From Markdown to JATS XML in one Step

The Journal Article Tag Suite (JATS) is a NISO standard that defines a set of XML elements and attributes for tagging journal articles. JATS is not only used for fulltext content at PubMed Central (and JATS has evolved from the NLM Archiving and Interchange Tag Suite originally developed for PubMed Central), but is also increasinly used by publishers.

For many publishers the version of record of an article is stored in XML, and other formats (currently HTML, PDF and increasingly ePub) are generated from this XML. Unfortunately the process of converting author-submitted manuscripts into JATS-compliant XML is time-consuming and costly, and this is a problem in particular for small publishers.

In a recent blog post (The Grammar of Scholarly Communication) I argued that publishers should accept manuscripts in any reasonable file format, including Microsoft Word, Open Office, LaTeX, Markdown, HTML and PDF. Readers of this blog know that I am a big fan of markdown for scholarly documents, but I am of course well aware that at the end of the day these documents have to be converted into JATS.

As a small step towards that goal I have today released the first public version of pandoc-jats, a custom writer for Pandoc that converts markdown documents into JATS XML with a single command, e.g.

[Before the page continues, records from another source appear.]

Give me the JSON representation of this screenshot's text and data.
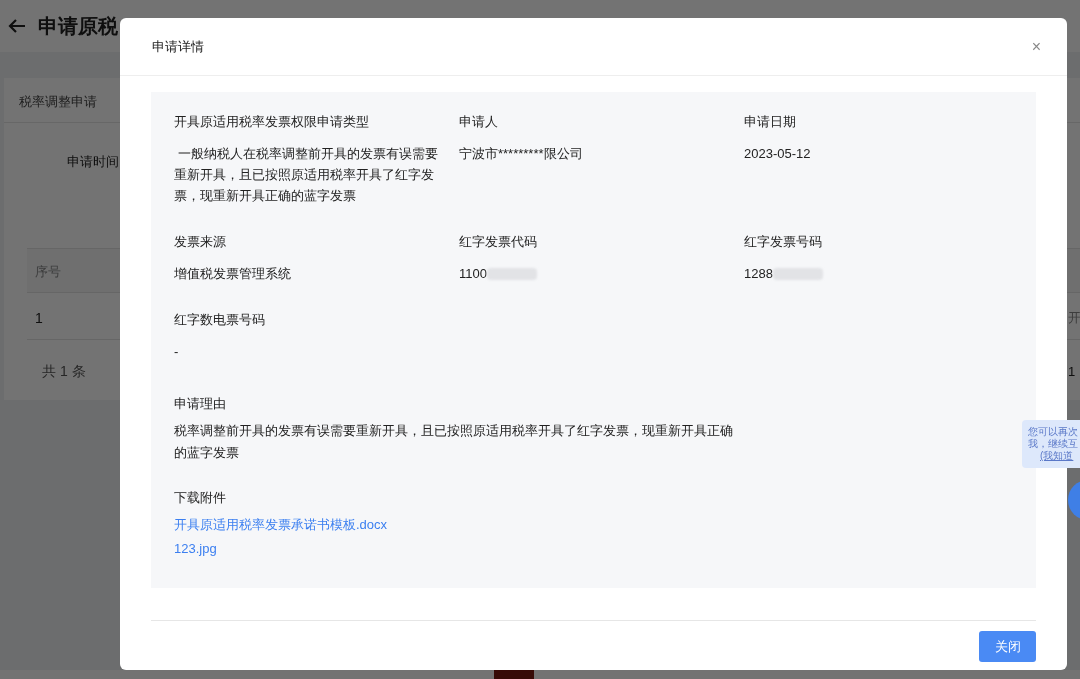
{
  "page": {
    "title": "申请原税",
    "tab": "税率调整申请",
    "filter_label": "申请时间",
    "table": {
      "columns": [
        "序号"
      ],
      "rows": [
        [
          "1"
        ]
      ]
    },
    "total": "共 1 条",
    "right_cell": "开",
    "right_cell_2": "1"
  },
  "modal": {
    "title": "申请详情",
    "close": "×",
    "fields": [
      {
        "label": "开具原适用税率发票权限申请类型",
        "value": " 一般纳税人在税率调整前开具的发票有误需要重新开具，且已按照原适用税率开具了红字发票，现重新开具正确的蓝字发票"
      },
      {
        "label": "申请人",
        "value": "宁波市*********限公司"
      },
      {
        "label": "申请日期",
        "value": "2023-05-12"
      },
      {
        "label": "发票来源",
        "value": "增值税发票管理系统"
      },
      {
        "label": "红字发票代码",
        "value": "1100",
        "redacted": true
      },
      {
        "label": "红字发票号码",
        "value": "1288",
        "redacted": true
      },
      {
        "label": "红字数电票号码",
        "value": "-"
      }
    ],
    "reason": {
      "label": "申请理由",
      "value": "税率调整前开具的发票有误需要重新开具，且已按照原适用税率开具了红字发票，现重新开具正确的蓝字发票"
    },
    "attachments": {
      "label": "下载附件",
      "files": [
        "开具原适用税率发票承诺书模板.docx",
        "123.jpg"
      ]
    },
    "button": "关闭"
  },
  "tooltip": {
    "lines": [
      "您可以再次",
      "我，继续互",
      "(我知道"
    ]
  }
}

pandoc -f example.md --filter pandoc-citeproc --bibliography=example.bib --csl=apa.csl -t JATS.lua -o example.xml

Please see the pandoc-jats Github repository for more detailed information, but using this custom writer is as simple as downloading a single JATS.luafile. The big challenge is of course to make this custom writer work with as many documents as possible, and that will be my job the next few weeks. Two example JATS documents are below (both markdown versions of scholarly articles and posted on this blog as HTML):

Both JATS files were validated against the JATS DTD and XSD and showed no errors with the NLM XML StyleChecker - using the excellent jats-conversion conversion and validation tools written by Alf Eaton. Markdown is actually a nice file format to convert to XML - in contrast to HTML authors can’t for example put closing tags at the wrong places. And a Pandoc custom writer written in the Lua scripting language is an interesting alternative to XSLT transformations, the more common way to create JATS XML. The custom writer has not been tested with other Pandoc input formats besides markdown, of particular interest are of course HTML and LaTeX - Microsoft Word .docx is unfortunately only a Pandoc output format.

This is the first public release and there is of course a lot of room for improvement. Many elements and attributes are not yet supported - although ORCID author identifiers are of course included. Please help me improve this tool using the Github Issue Tracker.